During the two days the orchestra performs a total of four compositions. The first and last pieces, conducted by Chessa, are the most interesting. On Friday, the group performs a piece by John Hegre – an ode to these instruments, their sound, noise, and futurism. It begins with single rasps, metallic, noisy sounds that gradually harmonize, revealing their orchestral potential. Dense bass sounds on one side, screeching sounds on the other, some sounding like human voices. The whole thing gradually develops into a colorful, coherent structure that orchestrally explodes in the finale. A day later, in the end, the orchestra performs a piece by Russolo – ‘Awakening Of The City’ shows the non-musicality of the intonarumori, whose aim is to produce urban noise, the sounds of everyday life. The piece sounds like driving through the metropolis in the morning, sticking the microphone out of the car window, and recording the noise. Both compositions weave these futuristic instruments together in an unusual way, unconventionally approaching their diverse possibilities. Intonarumori are unamplified; we can listen to them with no PA – their gnarled sound is self-contained, carrying around the hall of the Kino Zdrowie.

This is one of only two examples of strictly acoustic concerts compared to the wealth of post-club electronica or dense noise concerts from the likes of Robert Piotrowicz, Jenny Pickett & Julien Ottavi, or Jon Wesseltoft that is on offer. The other one happens on Sunday – Klaus Holm plays a surprising acoustic concert in the park. He plays on the clarinet and saxophone, sometimes by gasping lightly into the mouthpiece, sometimes pressing individual keys. The urban space carries this sound brilliantly, almost as if it were amplified by reverberation, a shrill or snapped sound has among the trees. Surprisingly some phrases on the saxophone sound synthetic, unusual for a woodwind instrument, almost as if he is generating them on a synthesizer.

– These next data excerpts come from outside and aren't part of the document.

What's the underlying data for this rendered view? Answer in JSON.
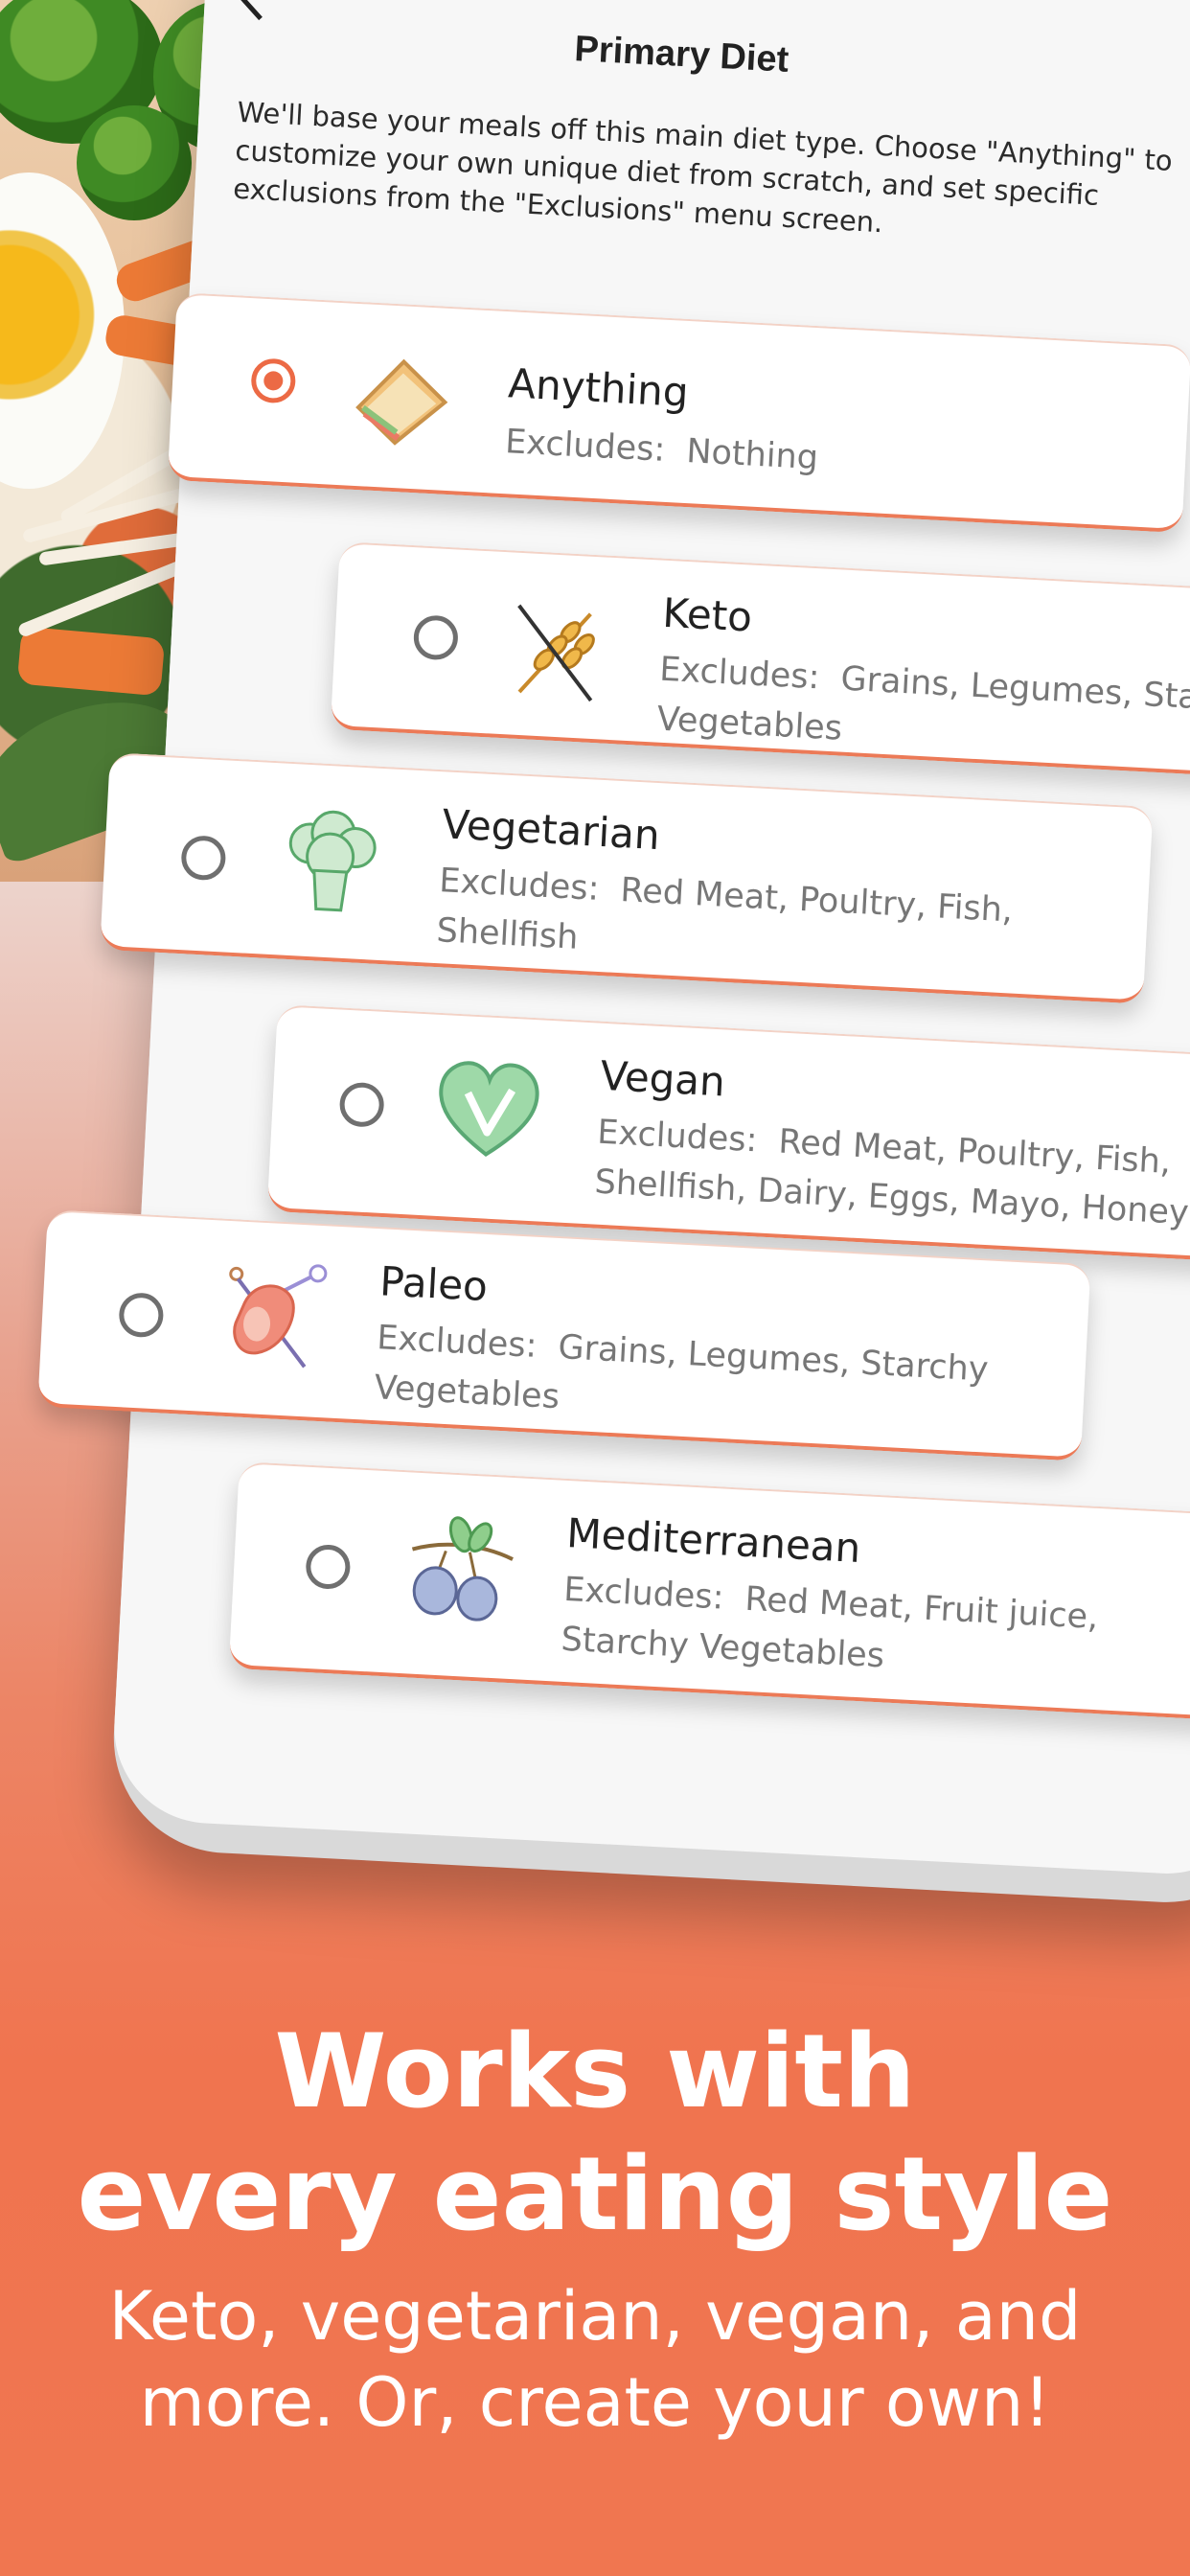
{
  "screen": {
    "title": "Primary Diet",
    "description": "We'll base your meals off this main diet type. Choose \"Anything\" to customize your own unique diet from scratch, and set specific exclusions from the \"Exclusions\" menu screen."
  },
  "diets": [
    {
      "name": "Anything",
      "excludes_label": "Excludes:",
      "excludes": "Nothing",
      "selected": true,
      "icon": "sandwich-icon"
    },
    {
      "name": "Keto",
      "excludes_label": "Excludes:",
      "excludes": "Grains, Legumes, Starchy Vegetables",
      "selected": false,
      "icon": "no-wheat-icon"
    },
    {
      "name": "Vegetarian",
      "excludes_label": "Excludes:",
      "excludes": "Red Meat, Poultry, Fish, Shellfish",
      "selected": false,
      "icon": "broccoli-icon"
    },
    {
      "name": "Vegan",
      "excludes_label": "Excludes:",
      "excludes": "Red Meat, Poultry, Fish, Shellfish, Dairy, Eggs, Mayo, Honey",
      "selected": false,
      "icon": "vegan-heart-icon"
    },
    {
      "name": "Paleo",
      "excludes_label": "Excludes:",
      "excludes": "Grains, Legumes, Starchy Vegetables",
      "selected": false,
      "icon": "meat-drumstick-icon"
    },
    {
      "name": "Mediterranean",
      "excludes_label": "Excludes:",
      "excludes": "Red Meat, Fruit juice, Starchy Vegetables",
      "selected": false,
      "icon": "olive-branch-icon"
    }
  ],
  "promo": {
    "headline_line1": "Works with",
    "headline_line2": "every eating style",
    "subline_line1": "Keto, vegetarian, vegan, and",
    "subline_line2": "more. Or, create your own!"
  },
  "colors": {
    "accent": "#ec6a45",
    "background_bottom": "#f07650",
    "radio_unselected": "#6f6f6f"
  }
}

His short performance contrasts nicely with the mostly electrified, sound-dense program. And it has a sanatorium therapeutic quality as most of the concerts in the park, where the audience listens to it with concentration, sitting on dry bedding, blankets, or deckchairs. As tuberculosis patients used to soak up the fresh air here a century ago, no people now soak up the music. After all, now we are getting healed here in a different way.